Do men ever break up with women they are developing feelings for because they fear rejection?

If a guy fears rejection, could that cause him to break things off with a woman he is possibly falling in love with? Perhaps allowing a relationship to deepen sets him up for the possibility of rejection?

I know most people don't like rejection. I'm talking about men who seriously FEAR rejection due to past issues such as a painful break up or childhood emotional trauma.

Maybe getting close to a woman brings about a certain level of vulnerability, and if things don't work out, he will face the intolerable pain of rejection. Perhaps this pain connects directly to the rejection he experienced in the past. Perhaps he has not worked on releasing it and is hypersensitive to being abandoned and rejected.

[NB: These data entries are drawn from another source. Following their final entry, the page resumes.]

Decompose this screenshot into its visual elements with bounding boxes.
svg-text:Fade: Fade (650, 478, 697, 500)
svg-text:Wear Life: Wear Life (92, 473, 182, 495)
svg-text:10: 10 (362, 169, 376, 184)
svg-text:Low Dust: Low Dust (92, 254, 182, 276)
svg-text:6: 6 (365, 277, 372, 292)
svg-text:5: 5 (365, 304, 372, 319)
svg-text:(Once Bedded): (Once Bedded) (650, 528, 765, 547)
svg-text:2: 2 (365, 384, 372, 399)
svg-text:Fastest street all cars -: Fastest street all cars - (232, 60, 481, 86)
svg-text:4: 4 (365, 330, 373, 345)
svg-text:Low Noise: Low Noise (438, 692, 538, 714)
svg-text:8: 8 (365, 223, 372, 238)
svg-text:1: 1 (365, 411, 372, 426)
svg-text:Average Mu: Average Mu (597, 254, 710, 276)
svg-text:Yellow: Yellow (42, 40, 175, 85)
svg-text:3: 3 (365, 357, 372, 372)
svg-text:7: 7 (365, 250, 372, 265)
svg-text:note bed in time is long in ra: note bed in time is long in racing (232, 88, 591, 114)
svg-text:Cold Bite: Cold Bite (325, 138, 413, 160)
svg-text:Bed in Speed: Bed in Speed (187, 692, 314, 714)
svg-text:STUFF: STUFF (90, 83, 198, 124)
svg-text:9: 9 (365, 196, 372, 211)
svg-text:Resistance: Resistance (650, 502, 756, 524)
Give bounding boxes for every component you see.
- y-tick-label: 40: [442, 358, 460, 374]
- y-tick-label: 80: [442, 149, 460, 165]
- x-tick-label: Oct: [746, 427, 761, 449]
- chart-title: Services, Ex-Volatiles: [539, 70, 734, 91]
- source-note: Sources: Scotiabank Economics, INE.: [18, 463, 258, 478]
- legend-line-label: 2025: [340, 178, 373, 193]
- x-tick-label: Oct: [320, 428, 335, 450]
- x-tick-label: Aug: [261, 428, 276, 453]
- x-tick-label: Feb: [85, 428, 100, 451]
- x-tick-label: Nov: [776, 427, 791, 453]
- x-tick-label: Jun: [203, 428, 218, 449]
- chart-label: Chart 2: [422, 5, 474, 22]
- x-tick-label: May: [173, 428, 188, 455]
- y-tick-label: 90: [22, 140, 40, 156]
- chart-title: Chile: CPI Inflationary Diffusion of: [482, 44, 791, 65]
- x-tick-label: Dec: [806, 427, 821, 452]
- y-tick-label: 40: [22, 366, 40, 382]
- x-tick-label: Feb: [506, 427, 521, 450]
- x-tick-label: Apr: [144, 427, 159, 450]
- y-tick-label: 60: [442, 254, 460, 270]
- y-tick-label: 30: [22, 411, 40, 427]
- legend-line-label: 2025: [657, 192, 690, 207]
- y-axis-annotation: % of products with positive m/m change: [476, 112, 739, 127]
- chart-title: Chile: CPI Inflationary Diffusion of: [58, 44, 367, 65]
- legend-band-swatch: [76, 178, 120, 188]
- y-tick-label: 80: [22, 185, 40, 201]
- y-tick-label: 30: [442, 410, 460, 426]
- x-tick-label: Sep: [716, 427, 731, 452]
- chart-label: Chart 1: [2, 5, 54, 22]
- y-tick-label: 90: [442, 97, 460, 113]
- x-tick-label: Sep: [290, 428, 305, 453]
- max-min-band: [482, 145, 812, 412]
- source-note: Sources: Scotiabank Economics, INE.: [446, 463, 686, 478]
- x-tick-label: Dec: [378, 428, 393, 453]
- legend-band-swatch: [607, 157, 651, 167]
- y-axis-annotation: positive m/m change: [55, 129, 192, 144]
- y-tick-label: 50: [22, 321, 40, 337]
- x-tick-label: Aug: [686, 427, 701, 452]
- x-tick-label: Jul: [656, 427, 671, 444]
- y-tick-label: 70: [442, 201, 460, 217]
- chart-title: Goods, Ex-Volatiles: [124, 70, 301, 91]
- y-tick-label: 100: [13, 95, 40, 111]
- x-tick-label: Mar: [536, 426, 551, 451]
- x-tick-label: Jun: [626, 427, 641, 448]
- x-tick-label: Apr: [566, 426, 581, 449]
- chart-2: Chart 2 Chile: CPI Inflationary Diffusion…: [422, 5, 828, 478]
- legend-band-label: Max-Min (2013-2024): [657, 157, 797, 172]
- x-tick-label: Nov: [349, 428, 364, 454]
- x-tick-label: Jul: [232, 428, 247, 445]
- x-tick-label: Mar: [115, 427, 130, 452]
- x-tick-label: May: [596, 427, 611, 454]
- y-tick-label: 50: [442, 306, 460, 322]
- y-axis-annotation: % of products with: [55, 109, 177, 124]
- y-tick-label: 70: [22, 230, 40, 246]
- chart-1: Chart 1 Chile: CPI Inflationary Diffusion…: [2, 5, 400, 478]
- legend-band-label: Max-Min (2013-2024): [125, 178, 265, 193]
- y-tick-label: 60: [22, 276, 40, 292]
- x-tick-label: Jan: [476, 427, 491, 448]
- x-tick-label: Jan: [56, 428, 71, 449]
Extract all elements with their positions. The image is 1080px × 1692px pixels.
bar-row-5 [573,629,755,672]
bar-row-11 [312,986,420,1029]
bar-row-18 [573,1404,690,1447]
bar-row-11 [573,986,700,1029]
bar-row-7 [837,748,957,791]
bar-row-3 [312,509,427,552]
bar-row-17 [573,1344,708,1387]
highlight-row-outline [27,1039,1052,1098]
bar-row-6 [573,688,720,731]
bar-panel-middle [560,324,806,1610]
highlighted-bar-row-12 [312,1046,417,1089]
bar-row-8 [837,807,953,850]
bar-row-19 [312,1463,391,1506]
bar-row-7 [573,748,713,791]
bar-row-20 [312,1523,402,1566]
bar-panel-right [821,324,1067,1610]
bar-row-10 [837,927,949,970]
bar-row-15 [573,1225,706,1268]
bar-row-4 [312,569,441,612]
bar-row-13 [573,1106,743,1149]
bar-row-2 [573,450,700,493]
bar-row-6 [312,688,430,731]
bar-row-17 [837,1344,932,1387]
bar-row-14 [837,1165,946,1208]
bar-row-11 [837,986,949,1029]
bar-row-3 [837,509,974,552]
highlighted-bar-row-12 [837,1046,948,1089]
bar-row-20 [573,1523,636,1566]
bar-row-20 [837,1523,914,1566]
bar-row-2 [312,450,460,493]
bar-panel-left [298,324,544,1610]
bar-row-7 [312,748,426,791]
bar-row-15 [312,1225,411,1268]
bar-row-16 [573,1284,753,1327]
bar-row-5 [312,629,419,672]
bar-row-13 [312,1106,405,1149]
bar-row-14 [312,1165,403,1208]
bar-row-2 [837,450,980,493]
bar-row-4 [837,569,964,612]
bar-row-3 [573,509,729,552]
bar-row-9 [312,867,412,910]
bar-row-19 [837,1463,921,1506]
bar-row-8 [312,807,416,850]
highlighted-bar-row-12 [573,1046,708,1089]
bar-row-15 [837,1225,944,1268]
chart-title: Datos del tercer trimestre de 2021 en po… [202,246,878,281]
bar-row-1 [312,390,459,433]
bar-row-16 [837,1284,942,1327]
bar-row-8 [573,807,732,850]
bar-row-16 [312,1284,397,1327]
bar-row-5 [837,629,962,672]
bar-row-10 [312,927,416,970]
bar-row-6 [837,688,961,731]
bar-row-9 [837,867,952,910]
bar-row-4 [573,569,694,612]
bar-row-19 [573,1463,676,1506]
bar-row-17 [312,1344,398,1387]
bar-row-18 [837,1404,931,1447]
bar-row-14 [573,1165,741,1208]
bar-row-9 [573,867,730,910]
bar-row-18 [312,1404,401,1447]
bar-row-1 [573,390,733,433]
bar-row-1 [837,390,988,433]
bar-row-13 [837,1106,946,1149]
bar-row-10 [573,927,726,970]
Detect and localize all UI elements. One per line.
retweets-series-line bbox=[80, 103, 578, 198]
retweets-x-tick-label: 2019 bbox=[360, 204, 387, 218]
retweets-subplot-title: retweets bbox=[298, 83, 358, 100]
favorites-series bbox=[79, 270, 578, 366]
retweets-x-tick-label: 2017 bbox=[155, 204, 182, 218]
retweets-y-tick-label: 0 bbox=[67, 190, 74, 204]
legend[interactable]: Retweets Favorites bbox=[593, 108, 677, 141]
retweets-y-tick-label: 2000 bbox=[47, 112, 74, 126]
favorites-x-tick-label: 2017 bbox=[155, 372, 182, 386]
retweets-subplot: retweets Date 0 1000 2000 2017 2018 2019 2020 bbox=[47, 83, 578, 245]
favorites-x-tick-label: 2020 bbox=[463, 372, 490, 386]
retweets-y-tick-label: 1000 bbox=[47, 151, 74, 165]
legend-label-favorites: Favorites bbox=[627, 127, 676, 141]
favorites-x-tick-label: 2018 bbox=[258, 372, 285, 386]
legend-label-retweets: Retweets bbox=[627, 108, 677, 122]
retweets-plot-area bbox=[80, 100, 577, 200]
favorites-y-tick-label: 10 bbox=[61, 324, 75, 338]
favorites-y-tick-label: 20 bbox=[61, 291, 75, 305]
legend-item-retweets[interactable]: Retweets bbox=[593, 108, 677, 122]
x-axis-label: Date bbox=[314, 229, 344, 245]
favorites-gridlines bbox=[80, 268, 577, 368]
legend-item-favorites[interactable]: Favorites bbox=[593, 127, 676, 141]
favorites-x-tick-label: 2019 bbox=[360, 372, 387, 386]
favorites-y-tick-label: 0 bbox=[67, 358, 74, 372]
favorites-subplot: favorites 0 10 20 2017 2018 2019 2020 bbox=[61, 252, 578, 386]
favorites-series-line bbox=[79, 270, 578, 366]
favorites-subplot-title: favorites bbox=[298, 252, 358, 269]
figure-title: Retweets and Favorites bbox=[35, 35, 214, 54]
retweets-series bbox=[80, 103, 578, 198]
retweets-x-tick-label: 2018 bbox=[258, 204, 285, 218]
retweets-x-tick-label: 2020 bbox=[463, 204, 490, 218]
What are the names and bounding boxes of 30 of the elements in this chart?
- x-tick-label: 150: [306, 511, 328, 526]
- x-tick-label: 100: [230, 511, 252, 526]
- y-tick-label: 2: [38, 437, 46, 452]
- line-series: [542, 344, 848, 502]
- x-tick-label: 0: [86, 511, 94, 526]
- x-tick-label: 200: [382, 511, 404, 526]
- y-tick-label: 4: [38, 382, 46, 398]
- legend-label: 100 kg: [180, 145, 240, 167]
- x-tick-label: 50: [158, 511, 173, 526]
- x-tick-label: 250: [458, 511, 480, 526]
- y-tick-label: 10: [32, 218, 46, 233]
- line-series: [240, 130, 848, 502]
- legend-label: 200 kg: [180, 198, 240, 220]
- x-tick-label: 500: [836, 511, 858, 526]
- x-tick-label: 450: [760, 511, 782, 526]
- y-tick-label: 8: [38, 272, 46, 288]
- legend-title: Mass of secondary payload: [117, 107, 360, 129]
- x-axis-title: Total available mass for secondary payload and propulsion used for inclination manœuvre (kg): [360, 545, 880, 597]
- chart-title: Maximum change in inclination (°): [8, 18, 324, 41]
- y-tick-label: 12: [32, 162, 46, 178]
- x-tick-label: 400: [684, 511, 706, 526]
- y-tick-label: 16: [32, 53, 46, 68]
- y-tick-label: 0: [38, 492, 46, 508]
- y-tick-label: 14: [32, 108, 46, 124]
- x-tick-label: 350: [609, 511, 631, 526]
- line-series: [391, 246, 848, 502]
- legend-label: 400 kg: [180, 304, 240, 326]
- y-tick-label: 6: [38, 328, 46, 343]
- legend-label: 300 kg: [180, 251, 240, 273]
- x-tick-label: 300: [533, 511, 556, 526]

What reasons do these men give when they break up with the woman? I dated a guy who told ME he cared for me, and right afterwards I told HIM I cared for him. Two weeks later, he broke up with me, saying he had "no romantic feelings" for me. I know he had a painful break up and severe trauma in childhood.

Our relationship was very romantic before I told him how I felt about him, and again, he expressed his feelings to me first. So what happened to all that romance?

So, do guys really break up with someone when they fear rejection due to painful issues from the past? And what kind of reasons does a guy in this position give to the woman during the break up? I imagine he would want to avoid telling her about his emotional problems, if he is even aware of them, so perhaps a simple "I have no romantic feelings for you" is an easy way out.

I feel sad for the guy I dated. I hope he works through this issues, for the sake of his own happiness.

Do any of my ideas make sense?


Most Helpful Girl

  • I think this happens a lot with people who never learnt how to deal with reality.

    • I forgot to mention, I do not think your ideas are at all crazy. :)

Have an opinion?

What Guys Said 1

  • Never known men to do it... but women do it a lot.. too much


What Girls Said 1

  • It makes sense to me, though I don't have any first hand experience.
    I don't think guys and girls are all that different, if woman do it I'm sure guys do too.

    Did you try asking him some deep questions about his past? Hope he trust you enough you can dig it out? Or maybe if you assured him that you never have the intention of rejecting him and cater to that until he's brave enough to continue with the relationship? Maybe you could offer to help him work through the past?